The singing ghost of Benjamin Franklin can protect you from police brutality, now that actor Joseph Gordon-Levitt and the Gregory Brothers (creators of the awesome Auto-Tune the News) have teamed up with the ACLU.
In this week's Rights Review, read more about how Michigan's legislature is driving away some of the brightest and best, why some laws need a good copyeditor, and how you can help protect your right to photograph and record the police in public.
Michigan Government is Still Lurking in the Bedroom.
This week, the LGBT community and fans of equality cheered as Proposition 8 was overturned in California. The move toward marriage equality seems to be gathering momentum nationwide, but Michigan has not jumped on the band wagon. In fact, we're in danger of being run over.
Jenny Oorbeck details her experience of moving back to Michigan for work after spending 14 years living in California.
Unlike California, Michigan not only doesn’t legally recognize her marriage, it doesn’t recognize her relationship to her younger son either.
Like Jenny, there are many in our state whose family relationships are still legally unrecognized in Michigan, compromising both public and private benefits and causing conundrums in family law. These laws not only create undue hardship for Michigan families, but discourage those like Jenny who want to move back to stop the brain drain by treating them like second class citizens (via the Free Press).
Rewriting Laws to Better Protect Your Free Speech.
Accuracy can be essential, especially when you're writing a law.
Back in 2009, a poorly written law resulted in police arresting an army veteran and his wife while they drove in the funeral procession of a friend because bumper stickers on their van that were critical of the Bush Administration.

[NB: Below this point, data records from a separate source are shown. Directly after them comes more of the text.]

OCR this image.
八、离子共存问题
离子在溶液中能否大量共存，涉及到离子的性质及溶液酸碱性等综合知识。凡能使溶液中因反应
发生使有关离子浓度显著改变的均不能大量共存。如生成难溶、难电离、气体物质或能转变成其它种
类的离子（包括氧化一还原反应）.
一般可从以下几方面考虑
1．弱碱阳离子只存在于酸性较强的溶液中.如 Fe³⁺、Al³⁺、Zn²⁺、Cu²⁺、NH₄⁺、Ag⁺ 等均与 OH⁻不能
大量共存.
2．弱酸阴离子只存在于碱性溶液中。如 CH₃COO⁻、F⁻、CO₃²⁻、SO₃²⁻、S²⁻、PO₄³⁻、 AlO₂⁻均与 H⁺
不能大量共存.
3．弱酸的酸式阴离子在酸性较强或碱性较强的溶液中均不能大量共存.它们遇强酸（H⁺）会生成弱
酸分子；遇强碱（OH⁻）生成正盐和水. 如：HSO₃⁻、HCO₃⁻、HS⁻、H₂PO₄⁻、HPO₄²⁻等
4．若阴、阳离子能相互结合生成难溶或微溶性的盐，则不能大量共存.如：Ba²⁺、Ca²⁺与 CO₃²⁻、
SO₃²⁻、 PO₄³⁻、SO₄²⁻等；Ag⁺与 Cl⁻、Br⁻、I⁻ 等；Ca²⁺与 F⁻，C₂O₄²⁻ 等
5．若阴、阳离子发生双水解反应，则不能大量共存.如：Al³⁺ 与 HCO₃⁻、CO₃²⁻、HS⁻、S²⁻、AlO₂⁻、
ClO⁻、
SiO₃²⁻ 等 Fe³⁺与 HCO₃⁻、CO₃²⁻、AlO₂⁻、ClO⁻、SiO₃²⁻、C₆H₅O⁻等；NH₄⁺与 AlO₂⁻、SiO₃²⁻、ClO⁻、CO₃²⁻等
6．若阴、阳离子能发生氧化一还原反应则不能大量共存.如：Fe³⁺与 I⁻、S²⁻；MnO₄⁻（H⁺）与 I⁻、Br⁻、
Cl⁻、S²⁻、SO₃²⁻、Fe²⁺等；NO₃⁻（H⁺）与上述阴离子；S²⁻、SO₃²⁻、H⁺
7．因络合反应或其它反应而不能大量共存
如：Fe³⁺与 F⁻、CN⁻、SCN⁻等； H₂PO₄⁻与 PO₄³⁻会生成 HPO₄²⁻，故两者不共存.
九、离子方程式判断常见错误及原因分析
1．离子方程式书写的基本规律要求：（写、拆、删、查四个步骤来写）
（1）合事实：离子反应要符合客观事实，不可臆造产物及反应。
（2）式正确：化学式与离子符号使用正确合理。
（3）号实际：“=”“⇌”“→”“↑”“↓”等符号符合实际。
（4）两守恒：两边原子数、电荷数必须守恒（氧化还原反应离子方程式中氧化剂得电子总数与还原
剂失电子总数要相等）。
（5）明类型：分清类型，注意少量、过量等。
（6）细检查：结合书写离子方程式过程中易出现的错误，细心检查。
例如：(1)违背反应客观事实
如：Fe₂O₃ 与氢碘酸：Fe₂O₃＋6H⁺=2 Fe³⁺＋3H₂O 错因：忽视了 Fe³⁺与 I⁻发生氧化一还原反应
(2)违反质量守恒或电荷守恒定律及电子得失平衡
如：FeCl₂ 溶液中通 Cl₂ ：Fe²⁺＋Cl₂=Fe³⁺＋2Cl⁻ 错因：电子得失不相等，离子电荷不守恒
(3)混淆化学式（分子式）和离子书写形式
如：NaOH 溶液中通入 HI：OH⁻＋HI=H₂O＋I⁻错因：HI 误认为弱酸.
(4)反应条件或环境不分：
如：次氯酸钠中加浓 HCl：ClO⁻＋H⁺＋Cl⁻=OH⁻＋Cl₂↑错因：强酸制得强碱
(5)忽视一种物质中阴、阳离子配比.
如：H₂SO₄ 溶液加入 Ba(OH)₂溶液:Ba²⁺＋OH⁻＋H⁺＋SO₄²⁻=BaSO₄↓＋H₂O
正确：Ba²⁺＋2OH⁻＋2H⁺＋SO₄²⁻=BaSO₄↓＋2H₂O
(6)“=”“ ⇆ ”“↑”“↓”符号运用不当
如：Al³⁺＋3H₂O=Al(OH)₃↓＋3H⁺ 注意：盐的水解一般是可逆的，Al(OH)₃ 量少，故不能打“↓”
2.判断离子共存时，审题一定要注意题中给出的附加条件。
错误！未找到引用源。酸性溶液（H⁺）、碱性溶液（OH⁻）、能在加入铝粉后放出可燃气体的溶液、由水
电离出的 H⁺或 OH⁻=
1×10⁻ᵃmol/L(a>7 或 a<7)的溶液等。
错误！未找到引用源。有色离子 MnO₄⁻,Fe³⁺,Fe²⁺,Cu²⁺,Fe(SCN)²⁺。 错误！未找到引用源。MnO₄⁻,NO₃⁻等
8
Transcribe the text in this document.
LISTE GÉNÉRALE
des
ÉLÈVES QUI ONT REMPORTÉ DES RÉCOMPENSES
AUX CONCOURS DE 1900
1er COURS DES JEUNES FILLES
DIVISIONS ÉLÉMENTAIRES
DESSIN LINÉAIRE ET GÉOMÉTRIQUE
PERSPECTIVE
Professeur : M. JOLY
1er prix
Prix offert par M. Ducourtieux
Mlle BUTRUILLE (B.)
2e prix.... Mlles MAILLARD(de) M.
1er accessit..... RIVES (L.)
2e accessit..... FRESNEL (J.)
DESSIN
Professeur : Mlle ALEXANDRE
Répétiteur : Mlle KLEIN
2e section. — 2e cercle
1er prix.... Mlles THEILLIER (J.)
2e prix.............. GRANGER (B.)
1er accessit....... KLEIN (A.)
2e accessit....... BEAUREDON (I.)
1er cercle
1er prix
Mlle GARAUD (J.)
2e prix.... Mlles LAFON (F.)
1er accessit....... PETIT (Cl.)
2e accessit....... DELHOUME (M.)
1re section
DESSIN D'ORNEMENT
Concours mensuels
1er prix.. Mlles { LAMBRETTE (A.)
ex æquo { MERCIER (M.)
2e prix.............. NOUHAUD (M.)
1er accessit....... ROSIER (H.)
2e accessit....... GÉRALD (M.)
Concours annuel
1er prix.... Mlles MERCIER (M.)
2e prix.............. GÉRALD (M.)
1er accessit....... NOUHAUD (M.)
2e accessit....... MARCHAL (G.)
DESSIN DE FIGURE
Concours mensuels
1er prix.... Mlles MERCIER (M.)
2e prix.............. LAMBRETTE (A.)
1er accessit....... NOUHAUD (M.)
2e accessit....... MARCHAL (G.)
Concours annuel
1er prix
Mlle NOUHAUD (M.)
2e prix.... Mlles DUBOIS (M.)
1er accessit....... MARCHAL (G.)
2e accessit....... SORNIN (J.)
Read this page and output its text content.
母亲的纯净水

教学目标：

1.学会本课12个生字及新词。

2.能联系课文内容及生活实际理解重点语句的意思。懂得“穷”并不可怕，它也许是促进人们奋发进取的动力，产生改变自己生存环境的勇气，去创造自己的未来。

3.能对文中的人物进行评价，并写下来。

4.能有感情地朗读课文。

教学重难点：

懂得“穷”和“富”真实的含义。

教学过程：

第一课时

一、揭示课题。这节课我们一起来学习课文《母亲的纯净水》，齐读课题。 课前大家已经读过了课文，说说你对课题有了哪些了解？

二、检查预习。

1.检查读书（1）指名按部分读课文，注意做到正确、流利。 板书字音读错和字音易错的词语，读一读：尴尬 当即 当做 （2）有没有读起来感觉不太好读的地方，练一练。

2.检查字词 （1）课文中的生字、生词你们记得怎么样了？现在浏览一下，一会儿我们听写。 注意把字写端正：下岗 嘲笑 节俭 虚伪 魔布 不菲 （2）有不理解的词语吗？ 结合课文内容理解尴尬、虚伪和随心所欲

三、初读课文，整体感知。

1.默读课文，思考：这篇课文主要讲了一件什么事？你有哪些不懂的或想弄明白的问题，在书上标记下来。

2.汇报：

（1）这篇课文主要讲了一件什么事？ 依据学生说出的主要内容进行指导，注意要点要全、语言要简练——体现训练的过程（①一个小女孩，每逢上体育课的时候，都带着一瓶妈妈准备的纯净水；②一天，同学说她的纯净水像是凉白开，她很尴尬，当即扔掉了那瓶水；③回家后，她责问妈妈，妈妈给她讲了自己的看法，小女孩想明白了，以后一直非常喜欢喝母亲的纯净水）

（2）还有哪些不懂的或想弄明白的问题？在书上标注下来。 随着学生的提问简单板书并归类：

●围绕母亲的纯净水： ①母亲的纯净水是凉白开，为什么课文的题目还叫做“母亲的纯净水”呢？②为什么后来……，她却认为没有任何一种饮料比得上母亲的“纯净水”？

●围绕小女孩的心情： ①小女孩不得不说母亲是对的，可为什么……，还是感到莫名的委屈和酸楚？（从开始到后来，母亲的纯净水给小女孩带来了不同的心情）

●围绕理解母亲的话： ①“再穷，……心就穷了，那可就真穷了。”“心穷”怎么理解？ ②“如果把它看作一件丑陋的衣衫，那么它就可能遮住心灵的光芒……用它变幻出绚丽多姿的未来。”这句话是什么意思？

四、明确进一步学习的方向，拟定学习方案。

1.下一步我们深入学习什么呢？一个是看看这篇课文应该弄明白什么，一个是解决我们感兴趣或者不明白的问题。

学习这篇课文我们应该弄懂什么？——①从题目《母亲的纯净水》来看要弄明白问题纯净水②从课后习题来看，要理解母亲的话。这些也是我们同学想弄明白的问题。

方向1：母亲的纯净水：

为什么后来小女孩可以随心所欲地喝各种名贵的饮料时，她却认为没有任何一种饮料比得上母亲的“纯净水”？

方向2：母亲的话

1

We represented the couple in the lawsuit that struck down that law as a threat to free speech rights. The law was intended to prevent funerals from harassment by groups like the Westboro Baptist Church. Instead, a court ruled that the law was unconstitutionally vague and could result in individuals' free speech being censored because of viewpoint or content.
We're happy to report that legislators have been more thoughtful this time around, drafting a new law allows Michigan to protect protesters' right to free speech and mourners' right to dignity by focusing on the conduct of protesters, not their speech (via Yahoo News).
Don’t Want It Photographed? Don’t Do It in Public.
Photographers and ordinary citizens have increasingly been subject to wrongful arrest and harassment when they have recorded episodes of police brutality. In a democracy, everyone must have the right to record anyone and anything in a public space, especially the actions of public officials like police officers.
But how to convey this important point in a way that doesn't sound so... lawyer-y? The ACLU of Florida teamed up with actor Joseph Gordon-Levitt and the Gregory Brothers (creators of the awesome Auto-Tune the News) to produce a short animated spot about Photographers Rights, which debuted at the Sundance Film Festival a few weeks ago.
To maintain an open and free society, we must guarding against blatant abuses of power. Otherwise it would be far too easy for those in power to sweep away evidence of incidents of abuse, as we've seen during the Occupy Movements (via Blog of Rights).